Authors:

Andrew Moore
Mary Soon Lee
Brigham Anderson

School of Computer Science and Robotics Institute
Carnegie Mellon University, Pittsburgh PA 15213

Summarized by:

Nir Meirav

School of Mathematical Science
Tel-Aviv University, Tel Aviv 69978
ISRAEL

Abstract

The two papers introduce a new algorithm and data structure for quick counting and machine learning datasets. The task of counting is fundamental in the field of machine learning algorithms operating on datasets of symbolic attributes. Therefore, it is important to achieve computational efficiency in it, especially when applied to large datasets. The authors give a very sparse data structure, the ADtree, that minimizes memory use, thus making it applicable to large datasets, and an algorithm operating on it, that is used to construct the contingency table. Under several assumptions, the cost of these operations is shown to be independent of the number of records in the dataset and log-linear in the number of non-zero entries in the contingency table.

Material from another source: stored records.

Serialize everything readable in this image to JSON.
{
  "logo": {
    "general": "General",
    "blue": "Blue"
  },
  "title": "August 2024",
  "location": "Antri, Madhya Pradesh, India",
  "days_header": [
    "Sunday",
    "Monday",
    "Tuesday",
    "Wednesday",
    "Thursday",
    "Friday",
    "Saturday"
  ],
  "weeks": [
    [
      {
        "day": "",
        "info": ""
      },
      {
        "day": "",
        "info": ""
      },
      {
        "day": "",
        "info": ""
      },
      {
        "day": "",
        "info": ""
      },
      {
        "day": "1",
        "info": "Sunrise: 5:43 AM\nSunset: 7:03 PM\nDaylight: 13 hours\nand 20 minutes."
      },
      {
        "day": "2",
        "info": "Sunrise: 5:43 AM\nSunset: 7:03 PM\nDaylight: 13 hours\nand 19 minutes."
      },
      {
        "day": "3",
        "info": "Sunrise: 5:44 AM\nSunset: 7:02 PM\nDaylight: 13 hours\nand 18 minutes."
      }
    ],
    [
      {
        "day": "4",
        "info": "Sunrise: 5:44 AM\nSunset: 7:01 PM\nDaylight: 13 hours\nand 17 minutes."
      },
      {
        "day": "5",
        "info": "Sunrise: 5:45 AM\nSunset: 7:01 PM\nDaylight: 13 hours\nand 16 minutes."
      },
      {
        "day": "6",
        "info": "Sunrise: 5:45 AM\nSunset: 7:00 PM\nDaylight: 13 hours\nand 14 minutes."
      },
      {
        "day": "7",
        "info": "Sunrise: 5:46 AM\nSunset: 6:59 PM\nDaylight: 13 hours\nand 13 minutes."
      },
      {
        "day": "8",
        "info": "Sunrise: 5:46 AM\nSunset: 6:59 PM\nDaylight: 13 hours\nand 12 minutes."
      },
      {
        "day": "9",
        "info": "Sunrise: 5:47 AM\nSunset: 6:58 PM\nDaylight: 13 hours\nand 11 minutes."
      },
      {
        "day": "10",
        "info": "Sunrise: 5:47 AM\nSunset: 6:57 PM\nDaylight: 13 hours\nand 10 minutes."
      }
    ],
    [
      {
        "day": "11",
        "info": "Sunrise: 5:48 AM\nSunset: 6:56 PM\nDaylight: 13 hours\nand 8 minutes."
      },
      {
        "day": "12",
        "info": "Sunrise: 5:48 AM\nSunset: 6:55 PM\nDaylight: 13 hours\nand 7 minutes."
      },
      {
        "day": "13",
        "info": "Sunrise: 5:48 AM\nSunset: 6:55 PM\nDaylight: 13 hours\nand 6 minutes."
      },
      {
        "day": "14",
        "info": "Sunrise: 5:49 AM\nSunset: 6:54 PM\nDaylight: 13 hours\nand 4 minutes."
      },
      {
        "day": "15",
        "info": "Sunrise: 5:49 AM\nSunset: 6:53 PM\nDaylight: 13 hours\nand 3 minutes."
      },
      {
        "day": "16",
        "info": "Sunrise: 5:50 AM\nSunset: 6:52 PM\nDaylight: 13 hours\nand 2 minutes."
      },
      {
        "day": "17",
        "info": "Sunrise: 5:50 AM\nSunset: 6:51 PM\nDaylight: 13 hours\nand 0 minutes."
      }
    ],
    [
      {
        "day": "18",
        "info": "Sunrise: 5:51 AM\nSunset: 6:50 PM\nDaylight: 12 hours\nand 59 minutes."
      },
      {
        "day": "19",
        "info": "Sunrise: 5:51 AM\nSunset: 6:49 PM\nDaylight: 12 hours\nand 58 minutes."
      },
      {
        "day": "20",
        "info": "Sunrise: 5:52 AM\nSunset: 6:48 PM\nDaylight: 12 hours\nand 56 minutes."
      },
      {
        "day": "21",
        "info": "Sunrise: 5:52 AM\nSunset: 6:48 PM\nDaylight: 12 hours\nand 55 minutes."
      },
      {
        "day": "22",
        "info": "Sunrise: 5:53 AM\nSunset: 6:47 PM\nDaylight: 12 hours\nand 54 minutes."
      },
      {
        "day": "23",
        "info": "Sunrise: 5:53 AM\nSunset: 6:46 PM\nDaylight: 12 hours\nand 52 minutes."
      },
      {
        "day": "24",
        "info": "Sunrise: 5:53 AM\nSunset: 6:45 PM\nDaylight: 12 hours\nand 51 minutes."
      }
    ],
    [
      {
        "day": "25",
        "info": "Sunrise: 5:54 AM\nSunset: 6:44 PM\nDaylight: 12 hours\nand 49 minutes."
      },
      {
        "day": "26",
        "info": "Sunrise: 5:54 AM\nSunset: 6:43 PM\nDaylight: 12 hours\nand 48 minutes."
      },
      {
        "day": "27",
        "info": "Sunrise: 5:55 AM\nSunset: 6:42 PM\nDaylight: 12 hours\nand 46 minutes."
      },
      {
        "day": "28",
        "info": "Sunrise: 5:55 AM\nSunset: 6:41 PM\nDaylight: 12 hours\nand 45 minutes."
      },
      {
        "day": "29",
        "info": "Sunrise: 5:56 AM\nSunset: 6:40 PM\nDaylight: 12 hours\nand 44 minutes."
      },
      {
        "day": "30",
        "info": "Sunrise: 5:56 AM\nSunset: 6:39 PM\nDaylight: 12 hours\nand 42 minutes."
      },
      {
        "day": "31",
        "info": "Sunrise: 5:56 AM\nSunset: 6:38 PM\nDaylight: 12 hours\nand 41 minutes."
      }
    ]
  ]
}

The author give an example of applying their method to the problem of discovering association rules in large datasets. They show how the method can significantly accelerate exhaustive search of rules compare to traditional counting, presenting results in a variety of datasets involving many records and attributes.
 
 

1. Caching Sufficient Statistics

Many machine learning algorithms operating on datasets of symbolic attributes need to do frequent counting. The work is also applicable to Online Analytical Processing (OLAP) and Data Mining (DM), where operations on large datasets such as multidimensional databases accesses, DataCube operations and discovering association rules could benefit from fast counting.

Notation:

We are given a data set with R records and M attributes. The attributes are called a1, a2, ... , aM. The value of attribute ai in the kth record is a small integer in the range {1, 2, ..., ni}, where ni is called the arity of the attribute i.
Figure 1 shows an example of a dataset.
 

A query is a set of (attribute = value) pairs in which the left hand sides of the pairs form a subset of {a1, ..., aM}, arranged in increasing order. The total number of queries is (n1 + 1)(n2 + 1) ··· (nM + 1), because each attribute can either appear with one of its values, or it can not appear (having the value ai = * "don't care" value). Some examples of queries are

(a1 = 1); (a2 = 3, a3 = 1); ()

A count of a query, denoted by C(Query) is simply the number of records in the datasets matching all the (attribute = value) pairs in Query. For the above three queries and the dataset given in Figure 1, the count is

C(a1 = 1) = 3

C(a2 = 3, a3 = 1) = 4

C() = 6

Contingency tables:

Each subset of attributes ai(1) ... ai(n) has an associated contingency table denoted by ct(ai(1) ... ai(n)). This is a table with a row for each of the possible sets of values for ai(1) ... ai(n). The row corresponding to ai(1) = v1, ..., ai(n) = vn records the count C(ai(1) = v1, ..., ai(n) = vn)). The dataset in figure 1 has 8 contingency tables (figure 2).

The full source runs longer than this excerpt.